As the living survivors of the Holocaust dwindle, as revisionism and anti-Semitism rise, we cannot rely on mainstream Jewish institutions' moral authority to protect the Jews of the Disapora as partners of a Jewish supremacist Israeli state. A generation is rising who recognize Israel as oppressor and the Palestinian people as the victims of Zionism's bloody utopian vision. Today's Jewish institutions have nothing to offer a Jew of conscience—who hears the echo of our ancestors' cries as the ghetto walls collapsed onto them—when they see the devastation of Gaza brought about by our own family members in the IDF. No amount of messaging or public relations theory can erase a foundational injustice.

Never again means to anyone else, not only to Jews, and we bear a special responsibility to prevent this type of devastation.

We cannot build anything solely out of negation. That is why the Jews of the 21st century need the Bund. We are faced with existential crises as a globe, and the world must take them on together, and face them joyously, with a positive vision of a common, shared prosperity. We fight for our lives by building lives worth fighting for, by building families and creating art and pursuing justice—both civil and economic.

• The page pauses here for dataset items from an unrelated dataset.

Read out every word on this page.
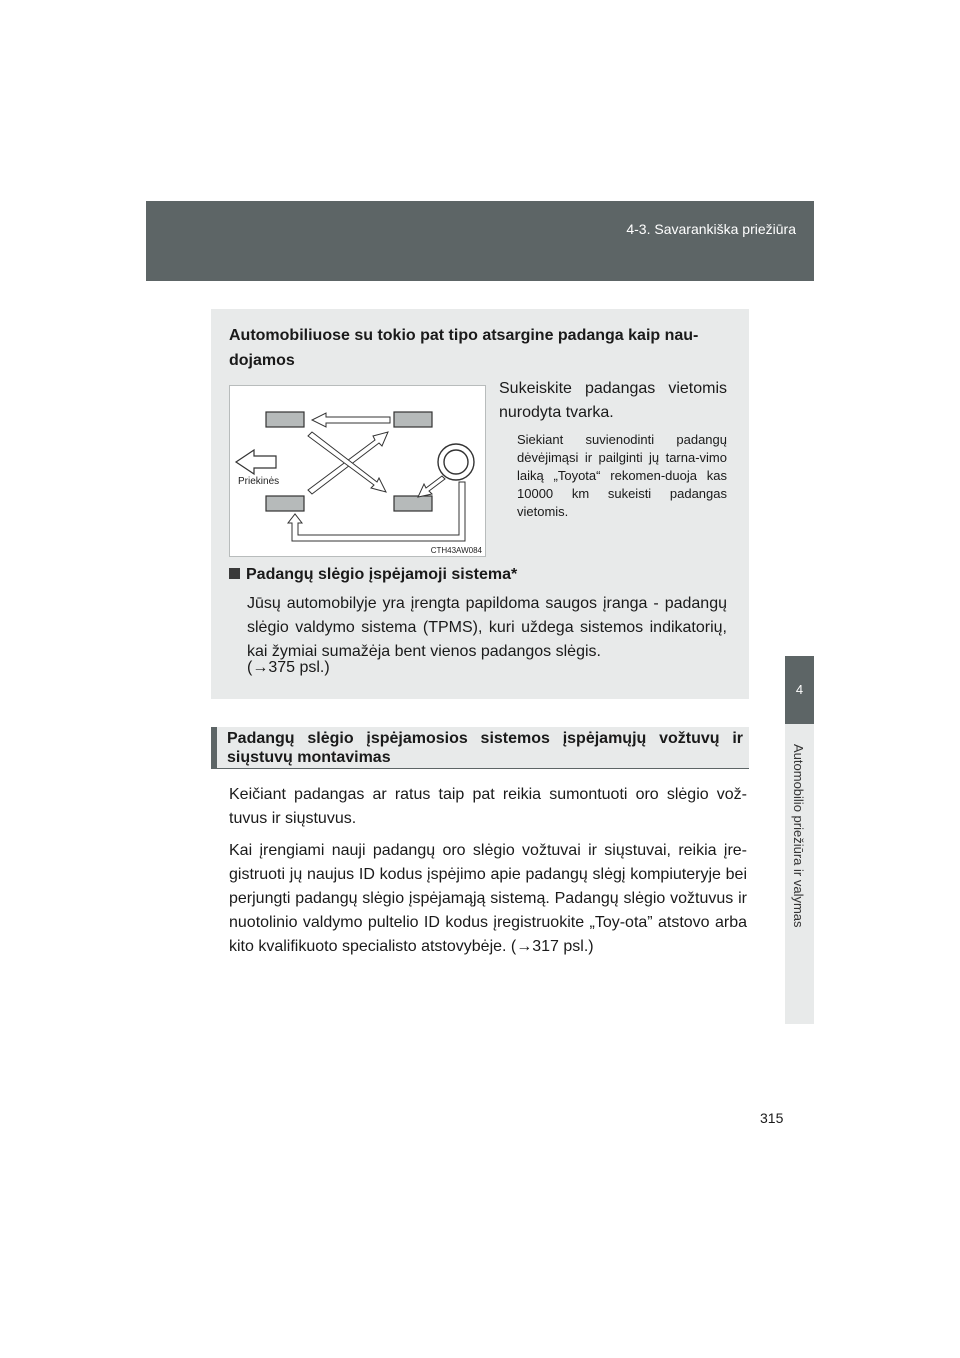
4-3. Savarankiška priežiūra
4
Automobilio priežiūra ir valymas
Automobiliuose su tokio pat tipo atsargine padanga kaip nau-dojamos
Priekinės
CTH43AW084
Sukeiskite padangas vietomis nurodyta tvarka.
Siekiant suvienodinti padangų dėvėjimąsi ir pailginti jų tarna-vimo laiką „Toyota“ rekomen-duoja kas 10000 km sukeisti padangas vietomis.
Padangų slėgio įspėjamoji sistema*
Jūsų automobilyje yra įrengta papildoma saugos įranga - padangų slėgio valdymo sistema (TPMS), kuri uždega sistemos indikatorių, kai žymiai sumažėja bent vienos padangos slėgis.
(→375 psl.)
Padangų slėgio įspėjamosios sistemos įspėjamųjų vožtuvų ir siųstuvų montavimas
Keičiant padangas ar ratus taip pat reikia sumontuoti oro slėgio vož-tuvus ir siųstuvus.
Kai įrengiami nauji padangų oro slėgio vožtuvai ir siųstuvai, reikia įre-gistruoti jų naujus ID kodus įspėjimo apie padangų slėgį kompiuteryje bei perjungti padangų slėgio įspėjamąją sistemą. Padangų slėgio vožtuvus ir nuotolinio valdymo pultelio ID kodus įregistruokite „Toy-ota” atstovo arba kito kvalifikuoto specialisto atstovybėje. (→317 psl.)
315
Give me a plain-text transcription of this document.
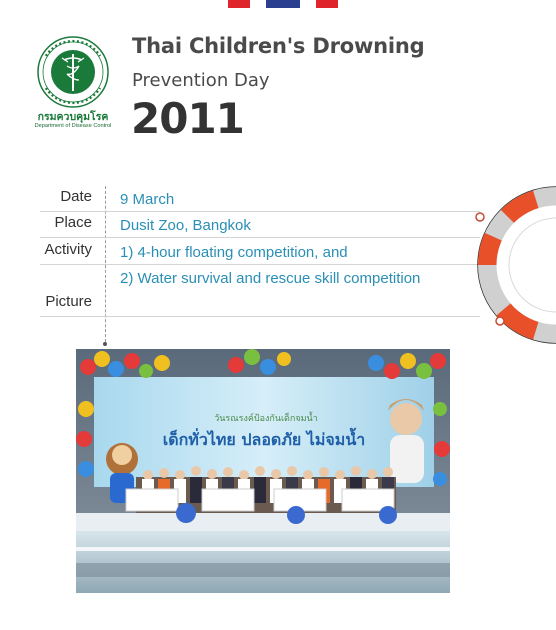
กรมควบคุมโรค
Department of Disease Control
Thai Children's Drowning
Prevention Day
2011
Date 9 March
Place Dusit Zoo, Bangkok
Activity 1) 4-hour floating competition, and
2) Water survival and rescue skill competition
Picture
วันรณรงค์ป้องกันเด็กจมน้ำ
เด็กทั่วไทย ปลอดภัย ไม่จมน้ำ
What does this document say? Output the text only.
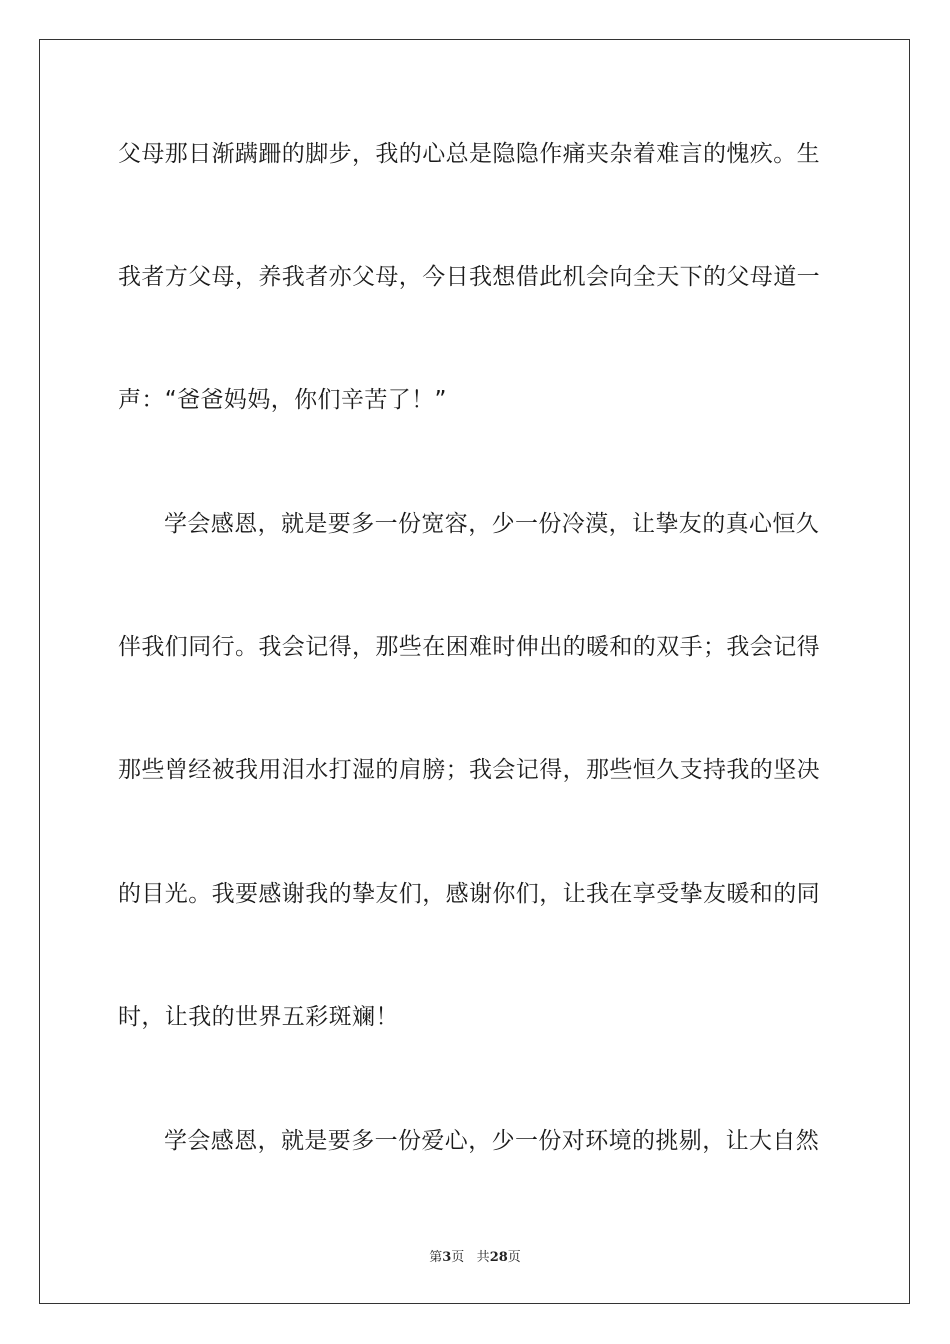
父母那日渐蹒跚的脚步，我的心总是隐隐作痛夹杂着难言的愧疚。生
我者方父母，养我者亦父母，今日我想借此机会向全天下的父母道一
声：“爸爸妈妈，你们辛苦了！”
学会感恩，就是要多一份宽容，少一份冷漠，让挚友的真心恒久
伴我们同行。我会记得，那些在困难时伸出的暖和的双手；我会记得
那些曾经被我用泪水打湿的肩膀；我会记得，那些恒久支持我的坚决
的目光。我要感谢我的挚友们，感谢你们，让我在享受挚友暖和的同
时，让我的世界五彩斑斓！
学会感恩，就是要多一份爱心，少一份对环境的挑剔，让大自然
第3页 共28页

Fortunately, there is a rich Jewish history in every corner of the globe wherever we find our home. Our history tells us that the only way we have persevered as a people is by facing these threats together, as a community that shared its wealth and cared for the poor and the sick out of duty and without thought of recompense.

Jews have voted with their feet: more of us live outside of Israel than inside. We practice doikayt every day. Let us face the challenges of the world with diversity as our strength and justice and dignity as our highest pursuit.

We believe the future belongs to a 21st-century socialism, not a 19th-century nationalism. We cannot convince swords to become ploughshares; they must be beaten by our own hands. Peace is harder than war, and a sustainable, just peace is only winnable through our collective labor.